Anzeige

Circular Economy
Burda engagiert sich stärker bei Kleiderkreisel

Seit 2015 ist Hubert Burda bei Vinted dabei, dem Mutterkonzern der Tauschbörse Kleiderkreisel. Jetzt erhöhten die Münchner ihren Anteil - und machen Vinted damit zum Unicorn.

Text: W&V Redaktion

28. November 2019

Thomas Platenga ist CEO von Vinted.
Anzeige

Getragene Sachen kaufen und verkaufen -  das ist das Geschäftsmodell des litauischen Startups Vinted. Nach der schweren Krise 2016 und einem Strategieschwenk, geht es jetzt wieder aufwärts. "Für 2019 wird ein Bruttowarenumsatz von 1,3 Milliarden Euro für Vinted erwartet", sagt Thomas Plantenga, Geschäftsführer von Vinted. Die gut 180.000 Second-Hand-Modeartikel werden in elf Märkten vertrieben. Mit der Bewertung des 2008 gegründeten Unternehmens mit über einer Milliarde Euro hat das Unternehmen nun den Unicorn-Status erreicht und ist Europas größter internationaler Online-Marktplatz für Second-Hand-Mode.

Die Bewertung fand im Rahmen einer Finanzierungsrunde von über 128 Millionen Euro statt, die vom US-amerikanischen Risikokapitalgeber Lightspeed Venture Partners geleitet wurde, der bereits in den asiatischen Fahrdienst Grab und die Snapchat-Mutter Snap investiert hat. An der Runde beteiligte sich auch das Münchner Medienunternehmen Burda mit einem mittleren zweistelligen Millionenbetrag.

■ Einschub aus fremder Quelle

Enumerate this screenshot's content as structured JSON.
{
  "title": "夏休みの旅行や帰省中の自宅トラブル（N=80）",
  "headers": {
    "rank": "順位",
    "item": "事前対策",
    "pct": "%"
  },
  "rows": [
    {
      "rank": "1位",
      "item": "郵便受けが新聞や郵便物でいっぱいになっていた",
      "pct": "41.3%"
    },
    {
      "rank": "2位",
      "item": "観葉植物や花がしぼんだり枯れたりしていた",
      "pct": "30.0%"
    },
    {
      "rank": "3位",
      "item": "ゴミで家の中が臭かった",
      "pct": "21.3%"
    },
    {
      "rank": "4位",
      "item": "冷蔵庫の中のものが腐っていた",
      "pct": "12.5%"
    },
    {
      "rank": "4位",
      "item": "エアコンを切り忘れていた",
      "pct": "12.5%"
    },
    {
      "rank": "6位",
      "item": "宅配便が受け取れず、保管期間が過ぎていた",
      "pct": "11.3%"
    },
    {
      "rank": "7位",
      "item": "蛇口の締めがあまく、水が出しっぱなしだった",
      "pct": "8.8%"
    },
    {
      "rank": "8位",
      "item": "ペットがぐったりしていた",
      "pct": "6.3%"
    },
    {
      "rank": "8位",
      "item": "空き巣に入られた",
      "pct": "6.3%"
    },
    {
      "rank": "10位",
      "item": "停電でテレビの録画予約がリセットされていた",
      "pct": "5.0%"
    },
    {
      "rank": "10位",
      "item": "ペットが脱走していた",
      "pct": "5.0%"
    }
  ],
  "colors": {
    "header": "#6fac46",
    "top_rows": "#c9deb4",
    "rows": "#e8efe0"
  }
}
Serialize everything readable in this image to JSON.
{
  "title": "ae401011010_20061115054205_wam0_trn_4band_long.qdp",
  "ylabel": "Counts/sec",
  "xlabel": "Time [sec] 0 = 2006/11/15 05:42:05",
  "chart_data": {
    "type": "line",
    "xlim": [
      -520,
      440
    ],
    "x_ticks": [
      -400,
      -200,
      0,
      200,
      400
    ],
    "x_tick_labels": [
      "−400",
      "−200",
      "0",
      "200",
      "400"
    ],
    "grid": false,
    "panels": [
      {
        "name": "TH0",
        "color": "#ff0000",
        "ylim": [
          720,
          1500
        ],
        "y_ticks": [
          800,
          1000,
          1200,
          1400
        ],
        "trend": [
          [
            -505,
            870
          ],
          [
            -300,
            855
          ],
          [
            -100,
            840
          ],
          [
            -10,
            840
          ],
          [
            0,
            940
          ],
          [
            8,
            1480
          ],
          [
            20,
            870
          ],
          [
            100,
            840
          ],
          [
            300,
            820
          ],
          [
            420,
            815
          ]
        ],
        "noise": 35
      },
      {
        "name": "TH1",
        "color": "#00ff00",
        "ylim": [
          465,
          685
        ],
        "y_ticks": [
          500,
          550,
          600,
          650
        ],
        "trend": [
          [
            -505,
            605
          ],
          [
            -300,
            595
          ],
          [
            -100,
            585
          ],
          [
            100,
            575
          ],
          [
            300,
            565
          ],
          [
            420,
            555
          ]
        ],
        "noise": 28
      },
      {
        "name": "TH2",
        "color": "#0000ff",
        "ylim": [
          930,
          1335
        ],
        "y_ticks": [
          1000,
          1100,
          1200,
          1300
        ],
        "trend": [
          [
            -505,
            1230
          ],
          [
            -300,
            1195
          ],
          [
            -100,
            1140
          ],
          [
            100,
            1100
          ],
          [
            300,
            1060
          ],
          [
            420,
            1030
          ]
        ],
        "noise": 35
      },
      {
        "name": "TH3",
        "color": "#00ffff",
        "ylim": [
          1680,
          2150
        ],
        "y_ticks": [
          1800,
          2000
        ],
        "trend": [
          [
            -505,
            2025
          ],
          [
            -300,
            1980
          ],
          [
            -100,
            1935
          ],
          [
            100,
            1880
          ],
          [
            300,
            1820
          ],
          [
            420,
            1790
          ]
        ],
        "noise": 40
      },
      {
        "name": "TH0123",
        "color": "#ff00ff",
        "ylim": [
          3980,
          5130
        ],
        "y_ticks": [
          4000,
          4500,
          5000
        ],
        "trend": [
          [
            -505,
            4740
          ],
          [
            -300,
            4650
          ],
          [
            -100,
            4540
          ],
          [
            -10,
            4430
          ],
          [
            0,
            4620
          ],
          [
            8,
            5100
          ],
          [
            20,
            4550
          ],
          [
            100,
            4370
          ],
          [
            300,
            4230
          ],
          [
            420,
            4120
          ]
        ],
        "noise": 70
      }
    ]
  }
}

Über seinen Investment-Arm Burda Principal Investments ist das Medienhaus seit 2015 am Kleiderkreisel, dem deutschen Ableger von Vinted, beteiligt. 

Seit der letzten Finanzierungsrunde im August 2018 ist die Markenbekanntheit des Circular Economy-Unternehmens deutlich gestiegen, der Umsatz hat sich in den letzten 17 Monaten vervierfacht. Daneben hat Vinted mit dem Aufbau einer integrierten internationalen Plattform begonnen, marktübergreifende Versandrouten erschlossen und seine Geschäfte auf die Niederlande, Belgien und Spanien ausgeweitet.

Um weiter zu wachsen und seinen Mitgliedern einen noch besseren Service zu bieten arbeitet das Unternehmen am Ausbau seines europäisches Teams, das derzeit über 300 Mitarbeiter umfasst. Der Ausbau unterstreicht die wachsende Attraktivität von Second-Hand-Mode weltweit: Allein in Europa wird der Markt auf 13 Milliarden Euro geschätzt.